Комментарий · Культура

«Мир поймал меня в ловушку»

В Москве проходит кинофестиваль короткометражного кино shnit. Что в конкурсной программе

Кадр из фильма «Черное»

Фестиваль короткометражного кино shnit с самого начала своего существования позиционируется как платформа для молодых авторов, пространство высказывания на болезненные локальные темы. В 2023 году, несмотря на сокращенную программу и изменения масштабов смотра, фильмов, касающихся тех или иных социальных проблем, стало едва ли не больше, чем обычно.

Потеря близких и неназванная война («Ма» Валентины Бесоловой), гражданские протесты и насилие силовиков («Я рисовала море» Владимира Конарева), стигматизация людей с интерсекс-вариациями («Мне надо вам что-то сказать» Евгения Марьяна), реабилитация наркозависимых и эпидемия ВИЧ («Один день Алисы» Никиты Грушина), незащищенность пожилых людей («Самый сильный ветер» Люси Корольковой), документальная рифмовка современной порноиндустрии с социальными профессиями («Ева» Ольги Смирновой), положение бездомных и полицейский произвол («Черное» Вики Дёгтевой).

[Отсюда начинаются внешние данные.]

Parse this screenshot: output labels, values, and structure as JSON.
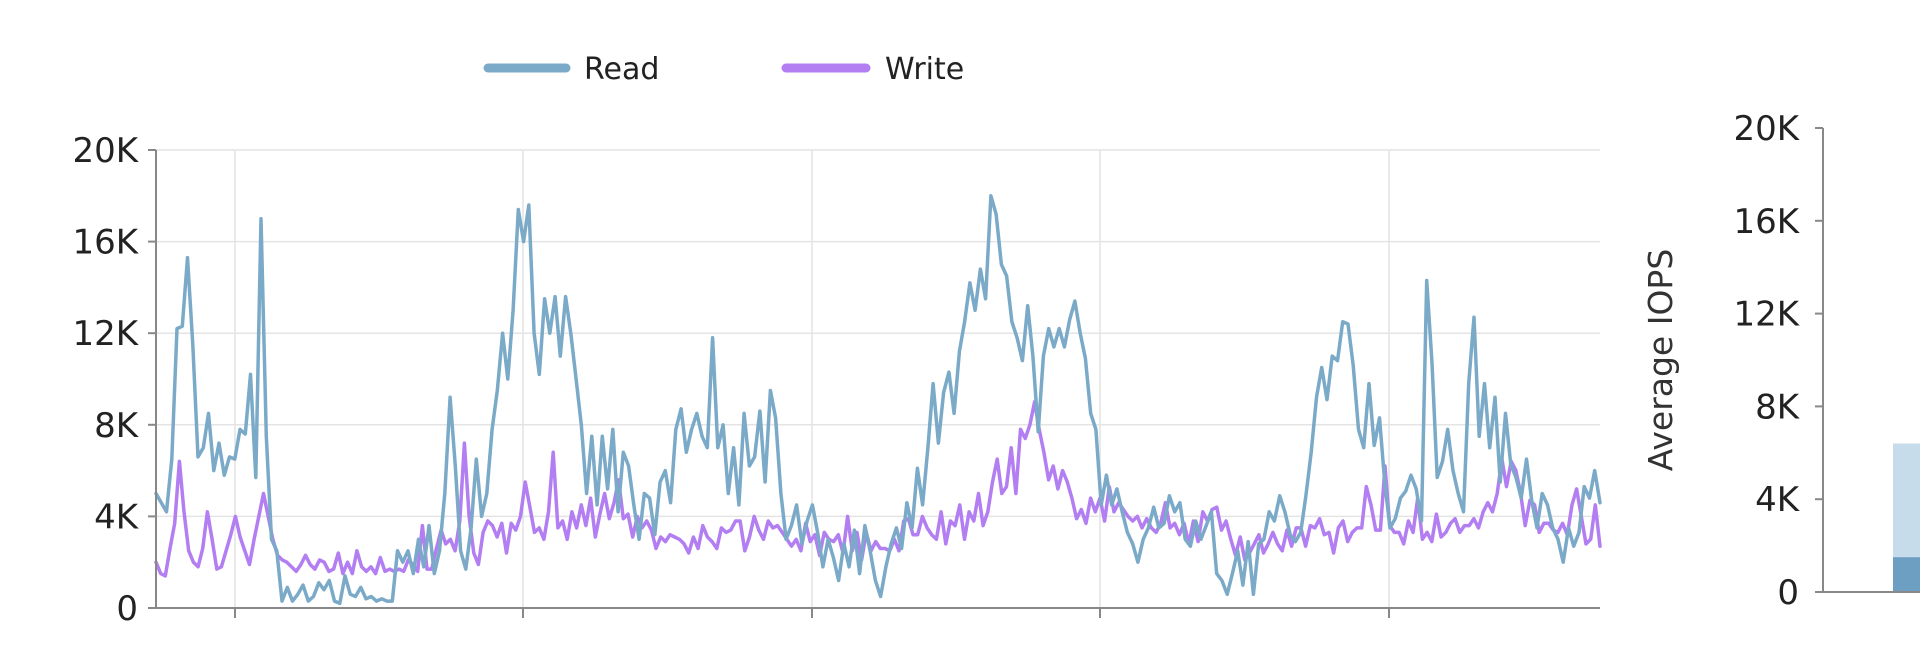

Стоит сразу оговориться, что подобное сведение названных фильмов к социальным тегам — упрощение: в некоторых случаях на первом плане картины — личная моральная дилемма, как в «Черном», или противоречивая судьба человека, как в «Еве». И все-таки каждый из героев так или иначе обнаруживает себя в ситуации нехватки пространства для маневра, для свободного действия — пойманным миром в ловушку.

Сокращенный формат самого фестиваля становится идеальной метафорой и сквозной темой, проходящей через значительную часть фильмов. Как справиться с теснотой и клаустрофобией, каждый режиссер пробует разобраться по-своему.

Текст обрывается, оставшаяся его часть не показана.